Première constatation : je croyais bien connaître Israël, étant venu de très nombreuses fois dans tout le pays et j’ai vite compris qu’une grande partie des choses m’avait échappé et qu’on ne peut comprendre Israel qu’en habitant ici, en faisant son « Aliyah »: en vivant avec les Israéliens.

Deuxiéme constatation: nous avons en France de très nombreux intellectuels juifs, héritiers de l’Ecole de Pensée Juive de Paris qui, après la guerre, ont redonné sa noblesse à l’étude du judaisme. Ils animent en France une vie intellectuelle juive très active. Personnellement, je leur dois beaucoup et j’ai pour eux une grande admiration. Ces intellectuels sont déjà nombreux en Israel et d’autres arriveront. Nous devons les aider car ils peuvent apporter beaucoup à la Société Israélienne.

En Mai dernier, j’ai retrouvé à Tel Aviv  Shmuel Trigano que je connaissais depuis 30 ans, il revenait en Israel après de nombreuses années d’un travail intellectuel intense en France.  Il connait déjà beaucoup d’intellectuels israéliens et franco-Israéliens. Ensemble nous avons décidé de créer Dialogia, dont il a accepté avec enthousiasme de prendre la Direction. Intellectuels français et Israéliens pourront s’y retrouver pour partager leurs réflexions  sur tous les sujets concernant Israel et le peuple juif ainsi que,  plus spéciquement sur la place qu’auront les Juifs de France en Israel..

 

Une terre de contrastes

Ces réflexions sont le résultat de 3 expériences personnelles :

La première est mon expérience à l’Appel Unifié Juif de France où j’ai été Président de Collecte pendant sept ans dans les années 90.

A l’Appel, nous étions plusieurs dizaines de milliers de donateurs. Le succès des collectes d’urgence que nous faisions dans toute la France pendant les guerres d’Israel, et celles que nous faisions pour aider les Alyah Russes ou Ethiopiennes ainsi que les missions de solidarité en Israel étaient l’occasion de montrer l’amour des Juifs Français pour Israël et leur sentiment de fraternité avec le peuple israélien.

En Israël, notre partenaire, le Keren Hayessod nous faisait visiter les plus belles réalisations, dont certaines financés grâce à nos dons, que ce soit des écoles, des centres pour personnes agées ou handicapés, des Universités, des hopitaux, des usines. Nous étions en admiration devant tout cela et devant les hommes, souvent des francophones, qui les avaient réalisées ou qui les faisaient fonctionner. Souvent, le Rav Léon Ashkenasi (Manitou) nous accompagnait, ce grand savant se mettait à notre niveau dans son enseignement.  Je crois avoir connu ce que peut être le peuple juif quand il est uni entre ses membres, autour d’Israel et de la pensée juive. C’était un rêve.

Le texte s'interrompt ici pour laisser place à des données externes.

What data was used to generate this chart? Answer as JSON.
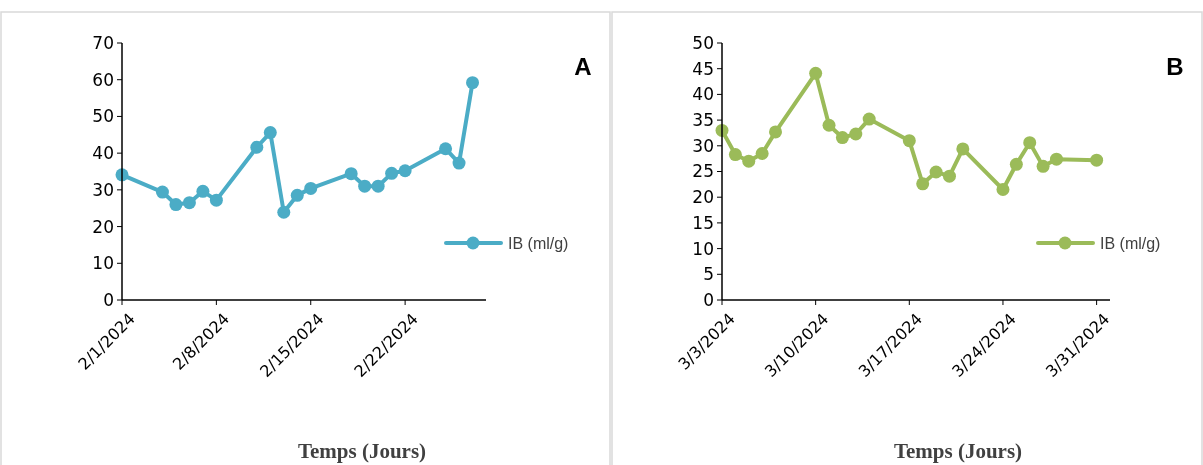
{
  "chart_data": [
    {
      "type": "line",
      "annotations": [
        "A"
      ],
      "xlabel": "Temps (Jours)",
      "x": [
        "2024-02-01",
        "2024-02-04",
        "2024-02-05",
        "2024-02-06",
        "2024-02-07",
        "2024-02-08",
        "2024-02-11",
        "2024-02-12",
        "2024-02-13",
        "2024-02-14",
        "2024-02-15",
        "2024-02-18",
        "2024-02-19",
        "2024-02-20",
        "2024-02-21",
        "2024-02-22",
        "2024-02-25",
        "2024-02-26",
        "2024-02-27"
      ],
      "series": [
        {
          "name": "IB (ml/g)",
          "color": "#4bacc6",
          "values": [
            34.1,
            29.4,
            26.0,
            26.5,
            29.6,
            27.2,
            41.6,
            45.6,
            23.9,
            28.5,
            30.4,
            34.4,
            31.0,
            31.0,
            34.5,
            35.2,
            41.2,
            37.3,
            59.2
          ]
        }
      ],
      "xlim": [
        "2024-02-01",
        "2024-02-28"
      ],
      "xticks": [
        {
          "value": "2024-02-01",
          "label": "2/1/2024"
        },
        {
          "value": "2024-02-08",
          "label": "2/8/2024"
        },
        {
          "value": "2024-02-15",
          "label": "2/15/2024"
        },
        {
          "value": "2024-02-22",
          "label": "2/22/2024"
        }
      ],
      "ylim": [
        0,
        70
      ],
      "yticks": [
        0,
        10,
        20,
        30,
        40,
        50,
        60,
        70
      ],
      "grid": false,
      "legend": "right",
      "marker": "circle",
      "line_style": "solid"
    },
    {
      "type": "line",
      "annotations": [
        "B"
      ],
      "xlabel": "Temps (Jours)",
      "x": [
        "2024-03-03",
        "2024-03-04",
        "2024-03-05",
        "2024-03-06",
        "2024-03-07",
        "2024-03-10",
        "2024-03-11",
        "2024-03-12",
        "2024-03-13",
        "2024-03-14",
        "2024-03-17",
        "2024-03-18",
        "2024-03-19",
        "2024-03-20",
        "2024-03-21",
        "2024-03-24",
        "2024-03-25",
        "2024-03-26",
        "2024-03-27",
        "2024-03-28",
        "2024-03-31"
      ],
      "series": [
        {
          "name": "IB (ml/g)",
          "color": "#9bbb59",
          "values": [
            33.0,
            28.3,
            27.0,
            28.5,
            32.7,
            44.1,
            34.0,
            31.6,
            32.3,
            35.2,
            31.0,
            22.6,
            24.9,
            24.1,
            29.4,
            21.5,
            26.4,
            30.6,
            26.0,
            27.4,
            27.2
          ]
        }
      ],
      "xlim": [
        "2024-03-03",
        "2024-04-01"
      ],
      "xticks": [
        {
          "value": "2024-03-03",
          "label": "3/3/2024"
        },
        {
          "value": "2024-03-10",
          "label": "3/10/2024"
        },
        {
          "value": "2024-03-17",
          "label": "3/17/2024"
        },
        {
          "value": "2024-03-24",
          "label": "3/24/2024"
        },
        {
          "value": "2024-03-31",
          "label": "3/31/2024"
        }
      ],
      "ylim": [
        0,
        50
      ],
      "yticks": [
        0,
        5,
        10,
        15,
        20,
        25,
        30,
        35,
        40,
        45,
        50
      ],
      "grid": false,
      "legend": "right",
      "marker": "circle",
      "line_style": "solid"
    }
  ]
}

Depuis notre installation ici, voici 3 ans, nous sommes très heureux d’y vivre  et notre amour et notre admiration pour Israël n’a fait que se renforcer et nous disons tous les  jours merci à ceux qui l’ont bâti.

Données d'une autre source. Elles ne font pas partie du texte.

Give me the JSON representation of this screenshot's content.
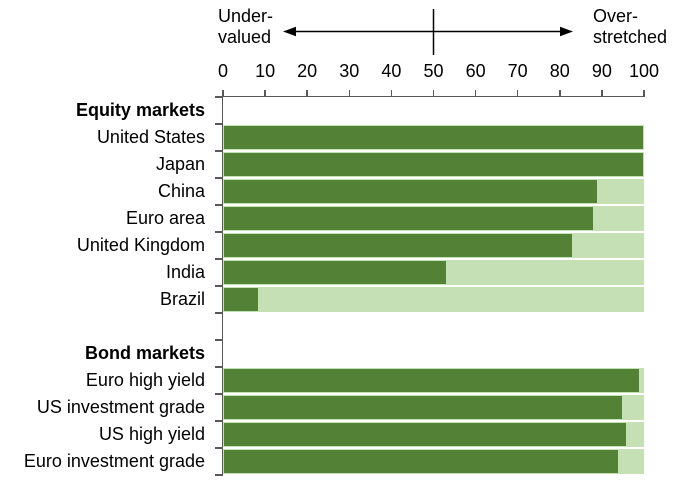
{
  "chart_data": {
    "type": "bar",
    "orientation": "horizontal",
    "scale_labels": {
      "left_line1": "Under-",
      "left_line2": "valued",
      "right_line1": "Over-",
      "right_line2": "stretched"
    },
    "value_axis": {
      "min": 0,
      "max": 100,
      "ticks": [
        0,
        10,
        20,
        30,
        40,
        50,
        60,
        70,
        80,
        90,
        100
      ],
      "midline": 50,
      "position": "top"
    },
    "sections": [
      {
        "header": "Equity markets",
        "rows": [
          {
            "label": "United States",
            "value": 100
          },
          {
            "label": "Japan",
            "value": 100
          },
          {
            "label": "China",
            "value": 89
          },
          {
            "label": "Euro area",
            "value": 88
          },
          {
            "label": "United Kingdom",
            "value": 83
          },
          {
            "label": "India",
            "value": 53
          },
          {
            "label": "Brazil",
            "value": 8
          }
        ]
      },
      {
        "header": "Bond markets",
        "rows": [
          {
            "label": "Euro high yield",
            "value": 99
          },
          {
            "label": "US investment grade",
            "value": 95
          },
          {
            "label": "US high yield",
            "value": 96
          },
          {
            "label": "Euro investment grade",
            "value": 94
          }
        ]
      }
    ],
    "colors": {
      "bar_fill": "#538135",
      "bar_remainder": "#C5E0B4",
      "axis_line": "#595959",
      "text": "#000000"
    }
  }
}
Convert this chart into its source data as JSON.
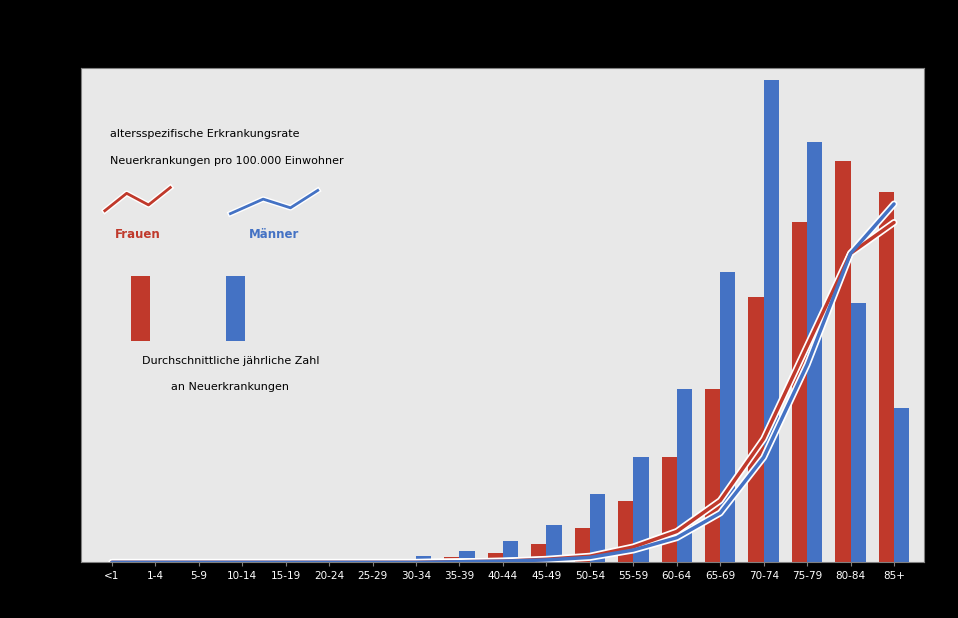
{
  "age_groups": [
    "<1",
    "1-4",
    "5-9",
    "10-14",
    "15-19",
    "20-24",
    "25-29",
    "30-34",
    "35-39",
    "40-44",
    "45-49",
    "50-54",
    "55-59",
    "60-64",
    "65-69",
    "70-74",
    "75-79",
    "80-84",
    "85+"
  ],
  "bars_frauen": [
    0,
    0,
    0,
    0,
    0,
    0,
    0,
    0.3,
    0.8,
    1.5,
    3.0,
    5.5,
    10.0,
    17.0,
    28.0,
    43.0,
    55.0,
    65.0,
    60.0
  ],
  "bars_maenner": [
    0,
    0,
    0,
    0,
    0,
    0,
    0.5,
    1.0,
    1.8,
    3.5,
    6.0,
    11.0,
    17.0,
    28.0,
    47.0,
    78.0,
    68.0,
    42.0,
    25.0
  ],
  "line_frauen": [
    0,
    0,
    0,
    0,
    0,
    0,
    0,
    0,
    0.1,
    0.2,
    0.5,
    1.0,
    2.5,
    5.0,
    10.0,
    20.0,
    35.0,
    50.0,
    55.0
  ],
  "line_maenner": [
    0,
    0,
    0,
    0,
    0,
    0,
    0,
    0,
    0.1,
    0.2,
    0.4,
    0.8,
    2.0,
    4.0,
    8.0,
    17.0,
    32.0,
    50.0,
    58.0
  ],
  "color_frauen": "#c0392b",
  "color_maenner": "#4472c4",
  "color_white": "#ffffff",
  "outer_bg": "#000000",
  "plot_bg": "#d8d8d8",
  "plot_bg_inner": "#e8e8e8",
  "grid_color": "#888888",
  "ylim": [
    0,
    80
  ],
  "line_ylim": [
    0,
    80
  ],
  "legend_line1": "altersspezifische Erkrankungsrate",
  "legend_line2": "Neuerkrankungen pro 100.000 Einwohner",
  "legend_bar1": "Durchschnittliche jährliche Zahl",
  "legend_bar2": "an Neuerkrankungen",
  "label_frauen": "Frauen",
  "label_maenner": "Männer"
}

Mais nous avons été surpris de découvrir une  société extrêmement complexe. Si, au niveau individuel, nous nous émerveillons devant les mille qualités des Israéliens,  toujours prêts à tendre une main secourable, et qu’un mot suffit à en faire des amis, nous restons perplexes en découvrant un pays de contrastes : capitaliste mais resté socialiste, un pays où vivent séparés, laïques et religieux, un monde sépharade, ashkenaze, russe, éthiopien, arabe et de tant d’autres origines et où, en dehors de quelques villes où les Français se regroupent, sans l’hébreu ou l’anglais il est difficile de se faire comprendre car le Français n’est plus parlé:  un pays riche, greffé sur un pays resté pauvre, un pays Juif, mais qui se veut « normal », un pays avec de nombreux partis politiques qui s’affrontent avec violence, pour ensuite former ensemble, un gouvernement, un pays start up qui cotoie une économie du 19°siècle, un pays en guerre mais dont les citoyens vivent en paix et en sécurité .En résumé, nous connaissions un Israël au singulier, et nous trouvons un Israël pluriel.

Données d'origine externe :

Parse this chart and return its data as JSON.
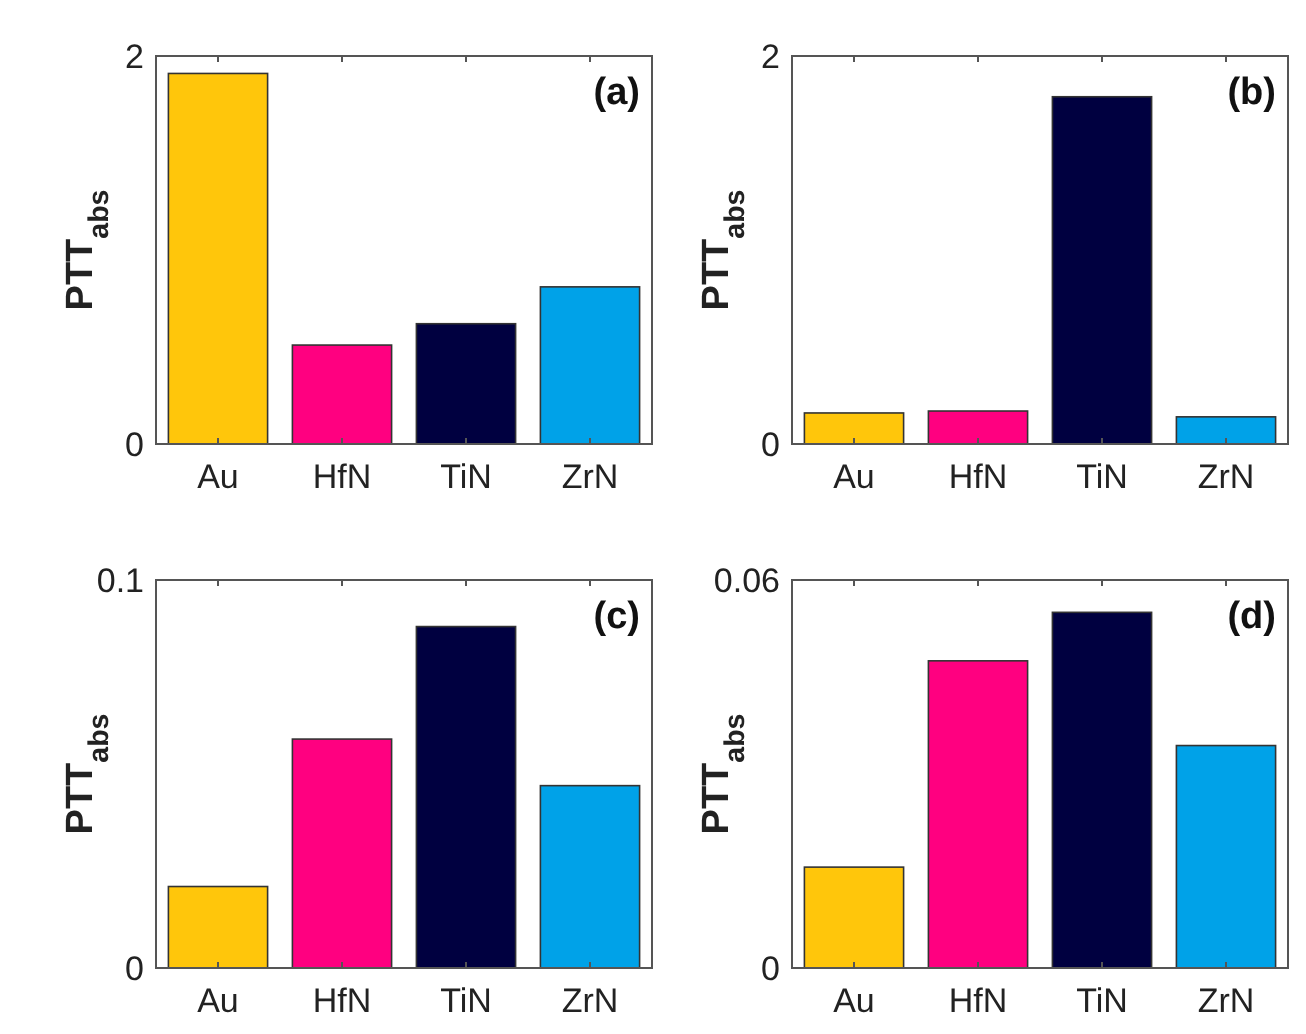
{
  "chart_data": [
    {
      "type": "bar",
      "categories": [
        "Au",
        "HfN",
        "TiN",
        "ZrN"
      ],
      "values": [
        1.91,
        0.51,
        0.62,
        0.81
      ],
      "colors": [
        "#ffc60b",
        "#ff0080",
        "#000040",
        "#00a2e8"
      ],
      "ylim": [
        0,
        2
      ],
      "yticks": [
        0,
        2
      ],
      "ylabel": "PTT$_{abs}$",
      "annotations": [
        "(a)"
      ]
    },
    {
      "type": "bar",
      "categories": [
        "Au",
        "HfN",
        "TiN",
        "ZrN"
      ],
      "values": [
        0.16,
        0.17,
        1.79,
        0.14
      ],
      "colors": [
        "#ffc60b",
        "#ff0080",
        "#000040",
        "#00a2e8"
      ],
      "ylim": [
        0,
        2
      ],
      "yticks": [
        0,
        2
      ],
      "ylabel": "PTT$_{abs}$",
      "annotations": [
        "(b)"
      ]
    },
    {
      "type": "bar",
      "categories": [
        "Au",
        "HfN",
        "TiN",
        "ZrN"
      ],
      "values": [
        0.021,
        0.059,
        0.088,
        0.047
      ],
      "colors": [
        "#ffc60b",
        "#ff0080",
        "#000040",
        "#00a2e8"
      ],
      "ylim": [
        0,
        0.1
      ],
      "yticks": [
        0,
        0.1
      ],
      "ylabel": "PTT$_{abs}$",
      "annotations": [
        "(c)"
      ]
    },
    {
      "type": "bar",
      "categories": [
        "Au",
        "HfN",
        "TiN",
        "ZrN"
      ],
      "values": [
        0.0156,
        0.0475,
        0.055,
        0.0344
      ],
      "colors": [
        "#ffc60b",
        "#ff0080",
        "#000040",
        "#00a2e8"
      ],
      "ylim": [
        0,
        0.06
      ],
      "yticks": [
        0,
        0.06
      ],
      "ylabel": "PTT$_{abs}$",
      "annotations": [
        "(d)"
      ]
    }
  ]
}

Le problème pour tout nouvel olé (immigrant) est : comment trouver sa place dans un pays qui est une «  success story » et en  même temps si difficile à connaître  et si différent de l’image qu’il s’en faisait. Le danger devant ces difficultés est que les Français n’aient d’autre choix que de rester entre eux, alors qu’ils ne l’ont pas voulu et qu’ils savent que c’est ce qu’on leur reproche. La solution idéale serait plutôt que les Francophones soient capables de créer sur la base d’idées nouvelles, des entreprises de toute sortes dans un pays qui est ouvert, plus qu’aucun autre, à accuellir toutes les initiatives.

La pensée juive française

Pour moi, je vois Dialogia comme une «  start up » dont le premier objectif  sera de faire mieux connaitre aux nouveaux Olim, et à tous les publics francophones, la réalité d’Israel dans toutes ses dimensions, afin de les aider à mieux y  vivre, à leur éviter des erreurs, et à leur permettre de participer pleinement en tant que citoyens à la vie de la Cité.

Mais ce  travail devra également se faire en direction des Israéliens  comme un point de vue des intellectuels franco-israéliens sur leur société  avec le but d’y apporter des améliorations. Le troisième objectif pourrait être de mieux faire connaître en France et dans le monde francophone la réalité de la société et de l’identité israéliennes qui souvent disparaissent derrière l’écho du conflit du Moyen Orient.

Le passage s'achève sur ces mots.